26th May, 2016
Royal Festival Hall, London, United Kingdom
STRAVINSKY Renard
STRAVINSKY Mavra
STRAVINSKY Les Noces
Pierre-Laurent Aimard (piano)
Tamara Stefanovich (piano)
Nenad Lečić (piano)
Lorenzo Soulès (piano)
Irina Brown (director)
Louis Price (designer)
Quinny Sacks (choreographer)
Kevin Treacy (lighting designer)
Soloists of the Mariinsky Theatre
Philharmonia Voices
Philharmonia Orchestra
Esa-Pekka Salonen (conductor)
What do Shostakovich, Poulenc, Auric, Barber, Copland, Lukas Foss and Roger Sessions have in common? It turns out, these composers all performed in regional premieres of Stravinsky's strikingly original and explosive choral-cum-ballet work "Les Noces". It is a work that sets four vocal soloists against a choir, four pianos and a fantastic collection of percussion and what you get is 20 minutes of non-stop fireworks.

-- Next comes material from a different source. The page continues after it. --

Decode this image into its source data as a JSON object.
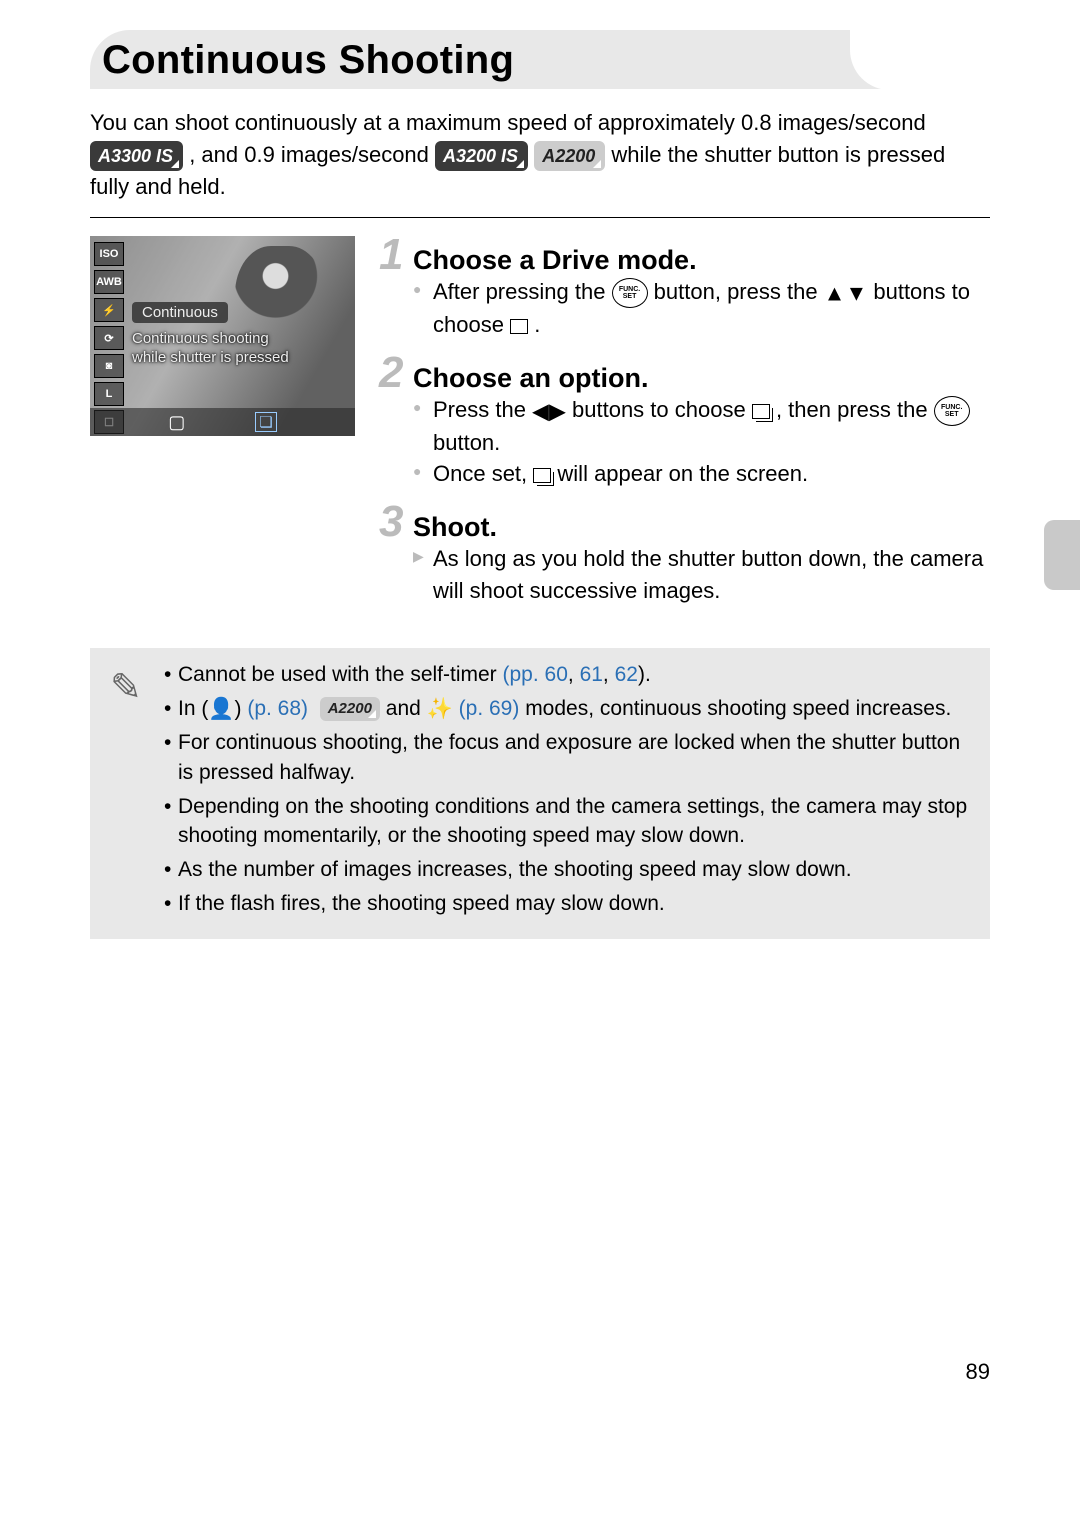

The instrumentation is more economical than "The Rite of Spring" (ahem), but no less sonically barbaric, and you can tell where Bartók got the octave toccatas from in his equally barbaric "First Piano Concerto". It also makes Orff's vocal writing against two pianos in "Court d'amour" of "Carmina burana" sounds like blatant plagiarism. Then there are the non-retrogradable rhythmic cells you find in Messiaen... Anyway. If you grow up listening to the high octane seminal recording with Argerich, Zimerman and Bernstein, tonight's performance with Pierre-Laurent Aimard, Tamara Stefanovich, Esa-Pekka Salonen, and the Philharmonia feels too refined to be mindlessly fun, but the inner workings are much more apparent here and the soloists are top-notched powerful. These 20 minutes alone were worth the effort to sit through the two obscure short operas in the first half, which are not performed often for very good reasons. The pre-"Firebird" "Renard" never really develops, but it was fun to hear the fantastically silly sound of the cimbalom penetrating throughout, and you don't get to see opera singers getting swung around and dragged along on the floor on stage every day. The neo-classical "Mavra" is musically stale and there is only so much invariable rhythms you can take in 20 minutes. The Philharmonia was amazing as always, though I anticipated the performance to be more deafening.